Un rapport de 2023 publié par Sandy Hook Promise souligne également que dans certains cas, les garçons ne recherchent même pas ce type de contenu; Les algorithmes des médias sociaux leur nourrissent.
Quand «être un homme» signifie tirer une arme à feu
Sandy Hook Promise prend la position que les enfants et les adolescents sont «biologiquement désavantagés» contre les stratégies de marketing des fabricants d'armes à feu. La recherche sur le cerveau des adolescents le soutient. Jusqu'à ce que le cerveau soit pleinement développé, ce qui se produit au milieu des années vingt, une personne est plus sensible aux expériences enrichissantes et moins en mesure de contrôler leurs impulsions, de réguler leurs émotions et de comprendre les conséquences de leurs actions.
Les garçons aujourd'hui sont entourés de messages qui leur disent être un homme, c'est être dur, toujours en contrôle et entouré de femmes attirantes. C'est une vision impossible et irréaliste de la virilité qui prépare les garçons à l'échec, à la déception et à la frustration. Mais le contenu des armes à feu en ligne semble cibler et alimenter cette insécurité en disant aux garçons qu'un arme est un raccourci pour atteindre cette vision. En d'autres termes, ce qui est vendu à travers ce type de stratégie marketing est bien plus qu'une simple arme à feu.
Superposez qui, en plus de la crise de la santé mentale des adolescents – 40% des élèves du secondaire signalent des sentiments persistants de tristesse ou de désespoir – et il devient clair à quel point ce type de messagerie peut être.
«Nous ne disons pas (les fabricants d'armes à feu devraient) arrêter les armes à feu», explique Hockley. «Nous disons le faire d'une manière éthique qui comprend la garantie que les enfants ne voient pas cela (contenu).»
Comment les parents peuvent protéger contre le marketing d'armes à feu
Jordan encourage les parents à se familiariser avec ce type de contenu d'armes à feu.
«Jusqu'à ce que vous voyiez ce que vos enfants voient, vous n'allez pas réaliser le problème», dit-elle. Elle a également fourni plusieurs recommandations pour aider les parents à gérer la relation de leurs enfants avec la technologie.
- Ne laissez pas les téléphones dans les chambres ou derrière les portes fermées. Lorsque les téléphones sont nécessaires pour les devoirs, cela devrait se produire dans une zone commune de la maison.
- Explorez les applications que vos enfants souhaitent utiliser.

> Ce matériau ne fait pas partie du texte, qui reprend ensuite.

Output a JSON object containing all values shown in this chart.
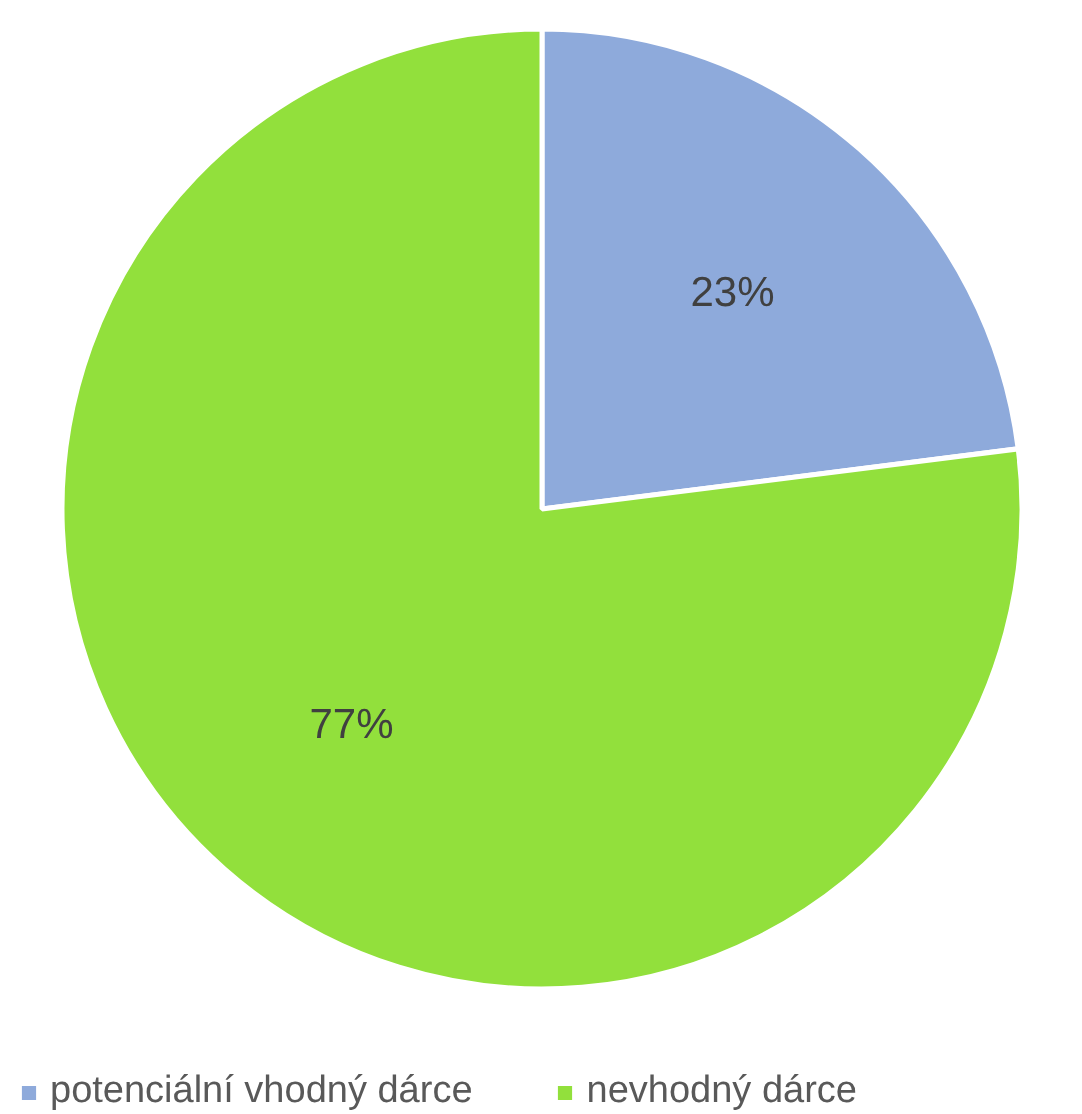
{
  "chart_data": {
    "type": "pie",
    "categories": [
      "potenciální vhodný dárce",
      "nevhodný dárce"
    ],
    "values": [
      23,
      77
    ],
    "colors": [
      "#8eaadb",
      "#92e03c"
    ],
    "value_labels": [
      "23%",
      "77%"
    ],
    "legend": "bottom"
  }
}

Les parents peuvent d'abord explorer les applications avant que les enfants ne les téléchargent pour avoir une idée de l'environnement de l'application.
- Surveillez les notes de jeu vidéo. Ils aident à protéger le développement des esprits contre les messages nuisibles et le contenu qui pourraient être trop forts pour eux.

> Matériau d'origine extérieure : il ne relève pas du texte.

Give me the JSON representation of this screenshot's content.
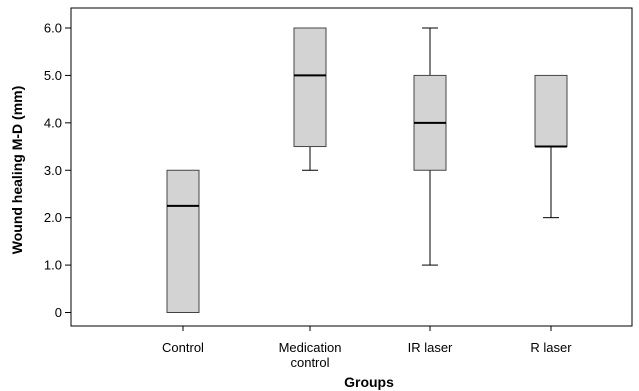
{
  "chart_data": {
    "type": "box",
    "xlabel": "Groups",
    "ylabel": "Wound healing M-D (mm)",
    "ylim": [
      -0.2,
      6.2
    ],
    "yticks": [
      0,
      1.0,
      2.0,
      3.0,
      4.0,
      5.0,
      6.0
    ],
    "ytick_labels": [
      "0",
      "1.0",
      "2.0",
      "3.0",
      "4.0",
      "5.0",
      "6.0"
    ],
    "categories": [
      {
        "label_lines": [
          "Control"
        ],
        "min": 0,
        "q1": 0,
        "median": 2.25,
        "q3": 3.0,
        "max": 3.0
      },
      {
        "label_lines": [
          "Medication",
          "control"
        ],
        "min": 3.0,
        "q1": 3.5,
        "median": 5.0,
        "q3": 6.0,
        "max": 6.0
      },
      {
        "label_lines": [
          "IR laser"
        ],
        "min": 1.0,
        "q1": 3.0,
        "median": 4.0,
        "q3": 5.0,
        "max": 6.0
      },
      {
        "label_lines": [
          "R laser"
        ],
        "min": 2.0,
        "q1": 3.5,
        "median": 3.5,
        "q3": 5.0,
        "max": 5.0
      }
    ],
    "box_fill": "#d3d3d3",
    "grid": false,
    "legend": false
  }
}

- Enseigner la littératie des médias. Comprendre que les plateformes «gratuites» ne sont pas vraiment gratuites aident les enfants à réfléchir plus critique à leurs décisions numériques.
- Parlez de jeux où le tir et le meurtre sont l'objectif principal. Les conversations avec des enfants sur la mort de jeux aident à s'assurer qu'ils ne sont pas désensibilisés.

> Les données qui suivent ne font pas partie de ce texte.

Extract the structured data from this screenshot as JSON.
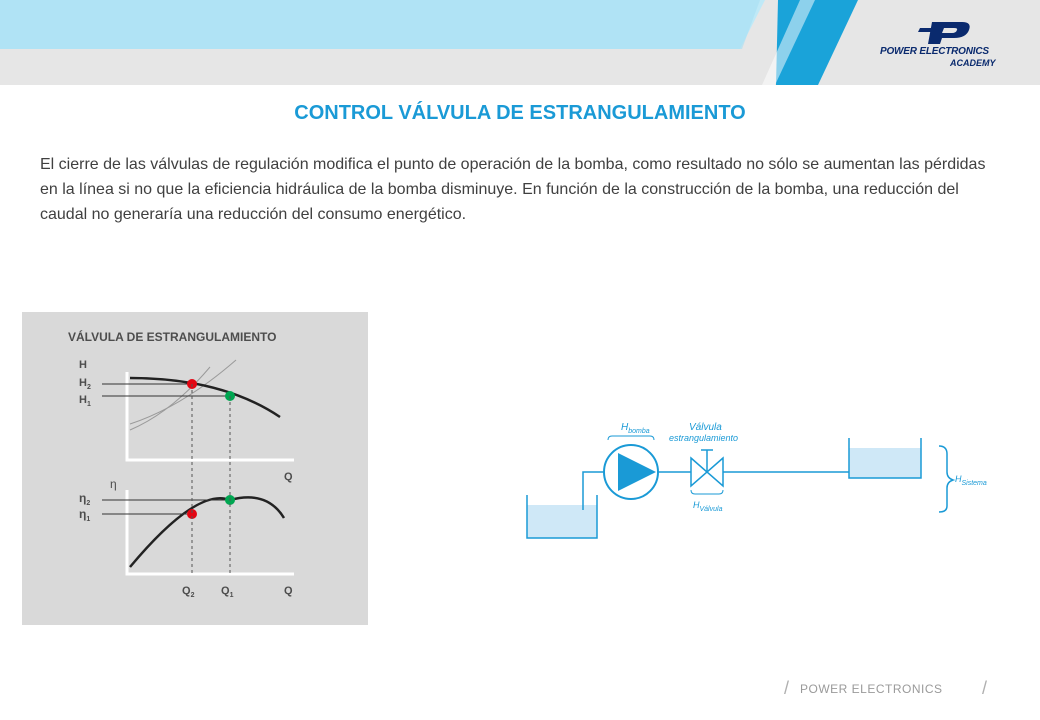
{
  "header": {
    "logo_line1": "POWER ELECTRONICS",
    "logo_line2": "ACADEMY",
    "accent_color": "#1a9ad6"
  },
  "title": "CONTROL VÁLVULA DE ESTRANGULAMIENTO",
  "body_text": "El cierre de las válvulas de regulación modifica el punto de operación de la bomba, como resultado no sólo se aumentan las pérdidas en la línea si no que la eficiencia hidráulica de la bomba disminuye. En función de la construcción de la bomba, una reducción del caudal no generaría una reducción del consumo energético.",
  "chart_panel": {
    "title": "VÁLVULA DE ESTRANGULAMIENTO",
    "top_chart": {
      "y_axis": "H",
      "y_mark_1": "H",
      "y_mark_1_sub": "2",
      "y_mark_2": "H",
      "y_mark_2_sub": "1",
      "x_axis": "Q"
    },
    "bottom_chart": {
      "y_axis": "η",
      "y_mark_1": "η",
      "y_mark_1_sub": "2",
      "y_mark_2": "η",
      "y_mark_2_sub": "1",
      "x_mark_1": "Q",
      "x_mark_1_sub": "2",
      "x_mark_2": "Q",
      "x_mark_2_sub": "1",
      "x_axis": "Q"
    },
    "colors": {
      "background": "#d9d9d9",
      "point_2": "#e30613",
      "point_1": "#00a651",
      "curve": "#222222"
    }
  },
  "diagram": {
    "pump_label": "H",
    "pump_label_sub": "bomba",
    "valve_label_line1": "Válvula",
    "valve_label_line2": "estrangulamiento",
    "valve_loss_label": "H",
    "valve_loss_label_sub": "Válvula",
    "system_label": "H",
    "system_label_sub": "Sistema",
    "colors": {
      "line": "#1a9ad6",
      "water": "#cfe8f7"
    }
  },
  "footer": {
    "brand": "POWER ELECTRONICS",
    "slash": "/"
  }
}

- Capture d'écran Contenu de marketing d'armes à feu inapproprié et la diffuser. Lorsque d'autres parents éprouvent ce contenu, ils sont plus susceptibles de s'impliquer et de faire pression pour le changement.
Il y a aussi une pétition sur le site Web de Sandy Hook Promise exhortant les législateurs à interdire la publicité des armes à feu aux enfants de la même manière que l'alcool et le tabac ont été interdits d'être commercialisés.
Des enquêtes comme celle de Sandy Hook Promise donnent aux parents un aperçu critique de ce qui se passe dans les mondes des garçons en ce moment. Tant qu'il continue d'atteindre les enfants, le marketing d'armes à feu hypersexualisé ne peut jamais être classé comme un contenu purement de divertissement. Regarder de jolies femmes se faire exploser les vêtements par une arme à feu comment les garçons voient le monde et leur place. Les parents devraient être en mesure de contrôler qui et ce qui informe cette vision du monde – pas un algorithme et non des fabricants d'armes à feu.